Education Secretary Arne Duncan stepped up the campaign today to end the privatization of the student loan market and save the federal government $87 billion dollars that can be plowed into Pell Grants to make higher education affordable to students. Duncan frames the situation well.
For too long, bankers have gotten a free ride from the U.S. Department of Education.
Under current law, taxpayers provide as much as $9 billion each year to subsidize guaranteed student loans issued by banks. The banks earn profits on the interest; if students default, taxpayers take the loss, not the banks. In other words, working Americans pay while bankers get rich […]
The banks have had plenty of help with government bailouts and other subsidies while working families and students are increasingly squeezed. President Obama wants to eliminate the subsidy for banks and use that money to help poor and middle-class students and adults attend college.
Duncan directly challenges the pervasive myth from lobbyists that 35,000 jobs are at stake if Congress passes the student loan bill, a dubious statement if there ever was one, considering that credible studies estimate only 30,000 employees in the student lending market TOTAL, and that private companies are likely to get the contracts to administer the federal loans.

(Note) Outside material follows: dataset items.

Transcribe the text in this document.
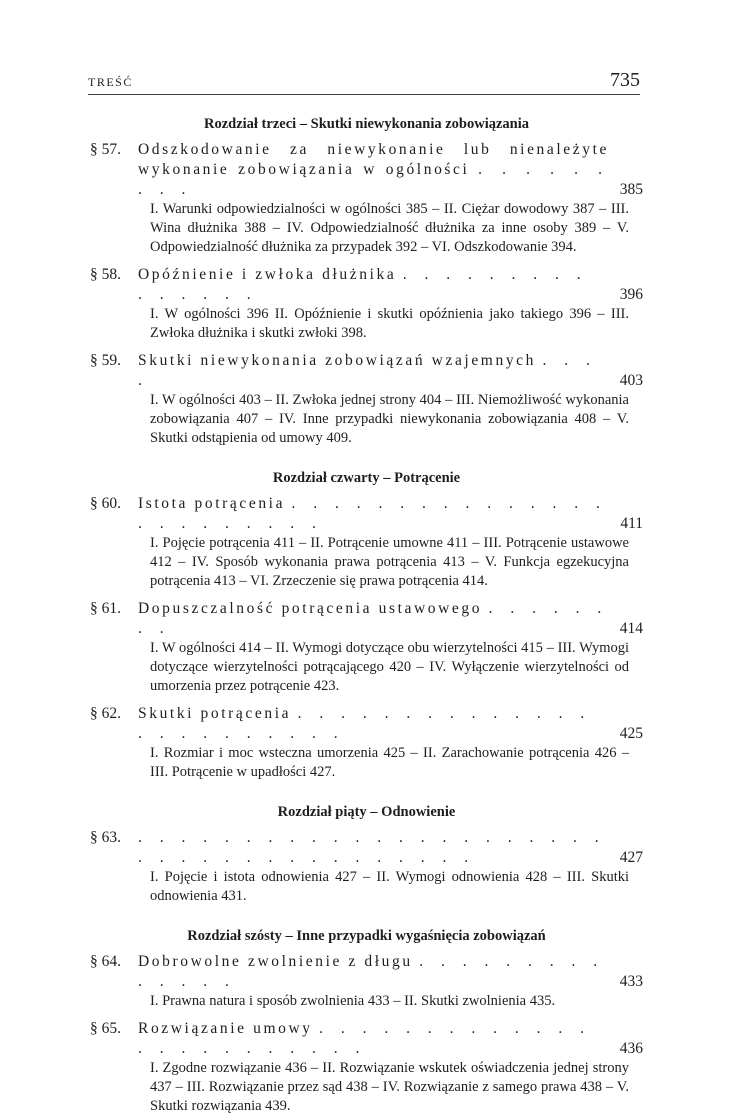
TREŚĆ	735
Rozdział trzeci – Skutki niewykonania zobowiązania
§ 57.	Odszkodowanie za niewykonanie lub nienależyte wykonanie zobowiązania w ogólności . . . . . . . . .	385
I. Warunki odpowiedzialności w ogólności 385 – II. Ciężar dowodowy 387 – III. Wina dłużnika 388 – IV. Odpowiedzialność dłużnika za inne osoby 389 – V. Odpowiedzialność dłużnika za przypadek 392 – VI. Odszkodowanie 394.
§ 58.	Opóźnienie i zwłoka dłużnika . . . . . . . . . . . . . . .	396
I. W ogólności 396 II. Opóźnienie i skutki opóźnienia jako takiego 396 – III. Zwłoka dłużnika i skutki zwłoki 398.
§ 59.	Skutki niewykonania zobowiązań wzajemnych . . . .	403
I. W ogólności 403 – II. Zwłoka jednej strony 404 – III. Niemożliwość wykonania zobowiązania 407 – IV. Inne przypadki niewykonania zobowiązania 408 – V. Skutki odstąpienia od umowy 409.
Rozdział czwarty – Potrącenie
§ 60.	Istota potrącenia . . . . . . . . . . . . . . . . . . . . . . . .	411
I. Pojęcie potrącenia 411 – II. Potrącenie umowne 411 – III. Potrącenie ustawowe 412 – IV. Sposób wykonania prawa potrącenia 413 – V. Funkcja egzekucyjna potrącenia 413 – VI. Zrzeczenie się prawa potrącenia 414.
§ 61.	Dopuszczalność potrącenia ustawowego . . . . . . . .	414
I. W ogólności 414 – II. Wymogi dotyczące obu wierzytelności 415 – III. Wymogi dotyczące wierzytelności potrącającego 420 – IV. Wyłączenie wierzytelności od umorzenia przez potrącenie 423.
§ 62.	Skutki potrącenia . . . . . . . . . . . . . . . . . . . . . . . .	425
I. Rozmiar i moc wsteczna umorzenia 425 – II. Zarachowanie potrącenia 426 – III. Potrącenie w upadłości 427.
Rozdział piąty – Odnowienie
§ 63.	. . . . . . . . . . . . . . . . . . . . . . . . . . . . . . . . . . . . . .	427
I. Pojęcie i istota odnowienia 427 – II. Wymogi odnowienia 428 – III. Skutki odnowienia 431.
Rozdział szósty – Inne przypadki wygaśnięcia zobowiązań
§ 64.	Dobrowolne zwolnienie z długu . . . . . . . . . . . . . .	433
I. Prawna natura i sposób zwolnienia 433 – II. Skutki zwolnienia 435.
§ 65.	Rozwiązanie umowy . . . . . . . . . . . . . . . . . . . . . . . .	436
I. Zgodne rozwiązanie 436 – II. Rozwiązanie wskutek oświadczenia jednej strony 437 – III. Rozwiązanie przez sąd 438 – IV. Rozwiązanie z samego prawa 438 – V. Skutki rozwiązania 439.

As Duncan says:
The president’s plan actually creates jobs and draws on free-market principles by selecting private companies through a competitive process to service student loans issued directly by the Education Department. These private companies, including Sallie Mae, compete for our business and are evaluated on the quality of their customer service and their default rates […]
The banking industry’s claims that it wants to protect American jobs are also suspect. The fact is, Sallie Mae sent thousands of American loan servicing jobs overseas in 2007 to further increase profits, and it agreed to bring them back last year only to compete for our loan-servicing business.
As the fact sheet from the House Education and Labor Committee makes clear, the government guarantees all of these student loans currently, and simply pays out a subsidy to the banks for the privilege. There’s absolutely no justification for protecting corporate welfare to the banks in this case. George Miller, the chair of the committee, put it best: “It’s not news that lenders don’t like this bill, but college students overwhelmingly do. We can’t let their voices, or the points above, get drowned out by well-heeled lobbyists.”
The student loan lobbyist’s counter-proposal would cost taxpayers $17 billion dollars more in pure subsidy, directly to the likes of Sallie Mae and JP Morgan. I don’t know how you call this anything other than a war on students.
This blog post offers a good indication of the important swing votes on the legislation. The student loan bill could be passed through the reconciliation process.